Slightly more common was a nasty feeling of exposure. When you have your picture in the paper, and particularly if you put elements of your own life out for inspection, you can expect the lines between the public and the private to get slightly blurred. Luckily, Winging It is not that high-profile, and the most common response was a look of slight confusion as people tried to work out whether they were in school with me or whether I made the sandwiches in the local shop.
Others made kind remarks, but I was always aware that, when you go into print, you put your head above the parapet and people are entitled to their opinion of what you do, good or bad. Particularly when I was feeling hungover, I used to get The Fear. You know, the one where you think strangers don't like you? It's much worse when it could quite possibly be true.
But these were minor points compared with the pleasure of having all that lovely space to write about those things which annoyed me or interested me.
At times it was hard to come up with topics week after week - and just for the record, I'd like to point out that I stuck to my personal resolution never to moan about the taxi situation - but the satisfaction of giving a grievance a good airing was a fine feeling.
Sporadic feelings of deja vu were a problem though. I would be delighted with myself for the ease with which I wrote on a certain topic only suddenly to wonder whether I had written about it before. In truth, this is another, more thought-provoking reason for finishing the column sooner rather than later.
The title, Winging It, came about when I was describing to a colleague yet another weekend in which I was plunged into a situation for which I felt unprepared but which I somehow managed to muddle through. The phase of life in the late teens and early 20s is such an odd time, when you are suddenly required to be an adult without anyone giving you the handbook.
My generation was the first to come of age in a country with a bit of disposable income, where working hours are long but well-rewarded, and emigration is a question of aspiration not desperation. Of course it's exciting, and preferable to hanging around on the dole, but it has its own set of frustrations, priorities and problems. It seemed that it might be an interesting thing to write about. I'm not that much older now, and truth be told, writing the column has taught me that a lot of those feelings are experienced by everyone, and not just twenty-somethings in boomtime Ireland. Still, I'm increasingly aware that it's not just the paper or the season that is changing, but me as well.

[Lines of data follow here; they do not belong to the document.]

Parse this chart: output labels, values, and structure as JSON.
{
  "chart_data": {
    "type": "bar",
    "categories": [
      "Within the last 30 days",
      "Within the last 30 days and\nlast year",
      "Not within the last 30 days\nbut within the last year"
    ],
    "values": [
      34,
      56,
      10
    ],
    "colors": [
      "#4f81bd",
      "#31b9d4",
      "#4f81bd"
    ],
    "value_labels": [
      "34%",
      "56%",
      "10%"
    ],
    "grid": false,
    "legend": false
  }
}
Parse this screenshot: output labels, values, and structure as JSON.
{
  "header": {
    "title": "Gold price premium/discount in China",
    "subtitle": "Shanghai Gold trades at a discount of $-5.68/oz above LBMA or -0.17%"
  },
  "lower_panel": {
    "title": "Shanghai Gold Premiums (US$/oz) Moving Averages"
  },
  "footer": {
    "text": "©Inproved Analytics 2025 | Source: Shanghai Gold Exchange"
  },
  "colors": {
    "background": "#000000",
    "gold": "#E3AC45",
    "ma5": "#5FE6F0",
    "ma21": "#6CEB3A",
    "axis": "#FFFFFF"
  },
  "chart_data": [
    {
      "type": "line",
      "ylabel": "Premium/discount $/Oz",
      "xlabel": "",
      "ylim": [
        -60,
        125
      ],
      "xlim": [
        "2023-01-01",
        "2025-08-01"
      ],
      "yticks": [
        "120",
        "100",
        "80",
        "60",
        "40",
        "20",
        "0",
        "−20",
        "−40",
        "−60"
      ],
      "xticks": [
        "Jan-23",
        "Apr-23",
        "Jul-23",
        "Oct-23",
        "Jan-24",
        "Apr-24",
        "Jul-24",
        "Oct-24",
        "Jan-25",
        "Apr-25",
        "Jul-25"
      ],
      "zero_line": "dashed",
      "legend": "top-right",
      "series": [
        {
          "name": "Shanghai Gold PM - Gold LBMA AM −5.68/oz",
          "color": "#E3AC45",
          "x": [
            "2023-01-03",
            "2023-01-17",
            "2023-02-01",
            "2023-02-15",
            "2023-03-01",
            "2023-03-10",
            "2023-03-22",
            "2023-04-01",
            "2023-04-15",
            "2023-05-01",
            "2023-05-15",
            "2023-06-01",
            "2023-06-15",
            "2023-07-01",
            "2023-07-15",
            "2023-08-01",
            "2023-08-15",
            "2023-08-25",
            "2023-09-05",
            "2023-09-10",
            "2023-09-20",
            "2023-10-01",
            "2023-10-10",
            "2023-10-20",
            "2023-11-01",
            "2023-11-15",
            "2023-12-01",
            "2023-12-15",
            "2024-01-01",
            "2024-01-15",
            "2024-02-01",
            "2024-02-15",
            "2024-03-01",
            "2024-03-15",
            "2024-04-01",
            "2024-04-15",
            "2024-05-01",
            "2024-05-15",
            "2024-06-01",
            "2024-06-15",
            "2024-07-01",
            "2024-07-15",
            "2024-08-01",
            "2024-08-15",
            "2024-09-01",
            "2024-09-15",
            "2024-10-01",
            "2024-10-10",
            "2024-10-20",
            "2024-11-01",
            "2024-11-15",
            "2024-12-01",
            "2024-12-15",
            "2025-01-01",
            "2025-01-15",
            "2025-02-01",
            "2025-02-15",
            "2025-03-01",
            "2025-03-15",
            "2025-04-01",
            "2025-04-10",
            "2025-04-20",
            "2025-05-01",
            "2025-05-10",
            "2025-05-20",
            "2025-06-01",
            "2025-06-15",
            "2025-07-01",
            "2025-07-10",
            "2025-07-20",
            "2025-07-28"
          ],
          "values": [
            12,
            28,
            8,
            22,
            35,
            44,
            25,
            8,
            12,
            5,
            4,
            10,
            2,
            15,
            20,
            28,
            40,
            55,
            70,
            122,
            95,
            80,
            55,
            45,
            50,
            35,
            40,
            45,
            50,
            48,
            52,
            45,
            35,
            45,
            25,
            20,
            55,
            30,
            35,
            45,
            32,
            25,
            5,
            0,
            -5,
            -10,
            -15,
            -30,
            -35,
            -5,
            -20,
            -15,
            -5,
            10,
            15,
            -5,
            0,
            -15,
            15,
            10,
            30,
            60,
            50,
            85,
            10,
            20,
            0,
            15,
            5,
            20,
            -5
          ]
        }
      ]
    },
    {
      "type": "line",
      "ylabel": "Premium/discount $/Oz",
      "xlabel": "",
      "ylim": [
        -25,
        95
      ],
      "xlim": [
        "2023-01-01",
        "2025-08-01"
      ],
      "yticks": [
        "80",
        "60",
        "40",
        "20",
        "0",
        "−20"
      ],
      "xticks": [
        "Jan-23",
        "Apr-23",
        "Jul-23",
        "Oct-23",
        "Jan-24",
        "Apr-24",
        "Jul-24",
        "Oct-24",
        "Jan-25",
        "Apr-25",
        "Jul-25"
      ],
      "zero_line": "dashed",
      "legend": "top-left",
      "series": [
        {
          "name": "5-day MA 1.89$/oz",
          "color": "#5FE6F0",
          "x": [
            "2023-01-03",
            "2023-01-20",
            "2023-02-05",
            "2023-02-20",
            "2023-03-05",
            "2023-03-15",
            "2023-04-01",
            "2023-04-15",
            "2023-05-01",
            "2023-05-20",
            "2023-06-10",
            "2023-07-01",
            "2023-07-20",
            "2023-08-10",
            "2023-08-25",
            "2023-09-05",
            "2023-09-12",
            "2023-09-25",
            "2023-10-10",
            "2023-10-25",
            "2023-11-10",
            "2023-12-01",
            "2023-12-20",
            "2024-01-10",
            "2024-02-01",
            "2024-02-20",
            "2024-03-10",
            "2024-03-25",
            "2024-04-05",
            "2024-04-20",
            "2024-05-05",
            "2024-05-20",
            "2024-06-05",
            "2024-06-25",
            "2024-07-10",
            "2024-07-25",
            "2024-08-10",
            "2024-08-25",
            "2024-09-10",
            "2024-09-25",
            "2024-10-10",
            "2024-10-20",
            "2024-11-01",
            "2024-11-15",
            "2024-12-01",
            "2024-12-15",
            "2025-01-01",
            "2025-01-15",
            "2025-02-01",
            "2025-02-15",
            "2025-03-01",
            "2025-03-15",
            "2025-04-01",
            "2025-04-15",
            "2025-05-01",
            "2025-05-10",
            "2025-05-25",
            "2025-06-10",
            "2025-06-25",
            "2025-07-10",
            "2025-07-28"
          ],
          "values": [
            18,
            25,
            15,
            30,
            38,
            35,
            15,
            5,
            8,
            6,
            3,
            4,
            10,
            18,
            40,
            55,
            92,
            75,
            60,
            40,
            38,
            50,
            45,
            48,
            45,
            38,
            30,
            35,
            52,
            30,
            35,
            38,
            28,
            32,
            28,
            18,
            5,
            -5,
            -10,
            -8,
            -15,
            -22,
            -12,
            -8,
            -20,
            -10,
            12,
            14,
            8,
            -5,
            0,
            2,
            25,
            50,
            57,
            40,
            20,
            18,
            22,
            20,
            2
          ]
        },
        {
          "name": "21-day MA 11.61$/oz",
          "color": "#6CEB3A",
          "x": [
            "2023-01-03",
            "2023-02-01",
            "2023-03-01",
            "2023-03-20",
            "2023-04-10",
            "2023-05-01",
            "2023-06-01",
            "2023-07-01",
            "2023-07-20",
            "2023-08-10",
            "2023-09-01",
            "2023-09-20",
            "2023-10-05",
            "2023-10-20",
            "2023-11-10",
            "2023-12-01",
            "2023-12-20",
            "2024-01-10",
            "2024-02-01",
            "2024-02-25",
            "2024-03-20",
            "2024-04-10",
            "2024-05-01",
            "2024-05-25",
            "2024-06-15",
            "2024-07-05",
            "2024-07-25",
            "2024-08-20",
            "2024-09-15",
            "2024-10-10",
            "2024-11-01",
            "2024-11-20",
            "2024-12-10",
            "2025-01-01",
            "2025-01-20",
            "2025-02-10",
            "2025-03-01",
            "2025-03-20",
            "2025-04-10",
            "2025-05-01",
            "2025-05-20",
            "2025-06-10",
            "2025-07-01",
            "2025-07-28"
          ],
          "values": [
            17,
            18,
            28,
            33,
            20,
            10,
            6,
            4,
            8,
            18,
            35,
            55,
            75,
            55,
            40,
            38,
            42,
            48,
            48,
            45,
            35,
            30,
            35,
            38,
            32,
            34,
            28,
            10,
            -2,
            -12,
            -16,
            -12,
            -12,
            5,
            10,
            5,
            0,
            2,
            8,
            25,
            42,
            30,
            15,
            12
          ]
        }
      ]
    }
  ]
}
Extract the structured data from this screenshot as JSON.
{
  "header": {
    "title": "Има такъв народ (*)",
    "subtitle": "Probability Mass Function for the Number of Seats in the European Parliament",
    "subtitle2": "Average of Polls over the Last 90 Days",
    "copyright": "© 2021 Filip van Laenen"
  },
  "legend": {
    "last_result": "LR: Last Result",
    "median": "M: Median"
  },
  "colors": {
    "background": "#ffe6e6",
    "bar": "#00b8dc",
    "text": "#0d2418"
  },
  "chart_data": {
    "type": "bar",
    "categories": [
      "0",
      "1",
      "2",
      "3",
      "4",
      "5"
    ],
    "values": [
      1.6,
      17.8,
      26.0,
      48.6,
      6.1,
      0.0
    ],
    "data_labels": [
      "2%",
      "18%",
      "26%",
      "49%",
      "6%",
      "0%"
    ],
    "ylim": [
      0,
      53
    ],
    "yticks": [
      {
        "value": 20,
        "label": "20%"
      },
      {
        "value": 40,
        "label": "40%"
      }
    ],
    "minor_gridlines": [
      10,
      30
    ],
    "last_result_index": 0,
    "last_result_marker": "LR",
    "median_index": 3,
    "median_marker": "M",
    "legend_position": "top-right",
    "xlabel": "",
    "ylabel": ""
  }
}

I would hate to get stuck in a role of being a professional young person, patronising the next generation with assumptions about their own experiences. As I wrote some weeks ago, times do change when you're in your 20s, and change quite dramatically at that: I no longer live in a flat, no longer have a flat-mate, no longer have my first wage packet and no longer have quite the same feeling of discovery about the adult world.
It seems to me now that perhaps I stopped winging it some time ago, and I don't think I'm quite ready for that. So I've just booked a round-the-world ticket for the New Year.
This is Louise East, winging it, over and out.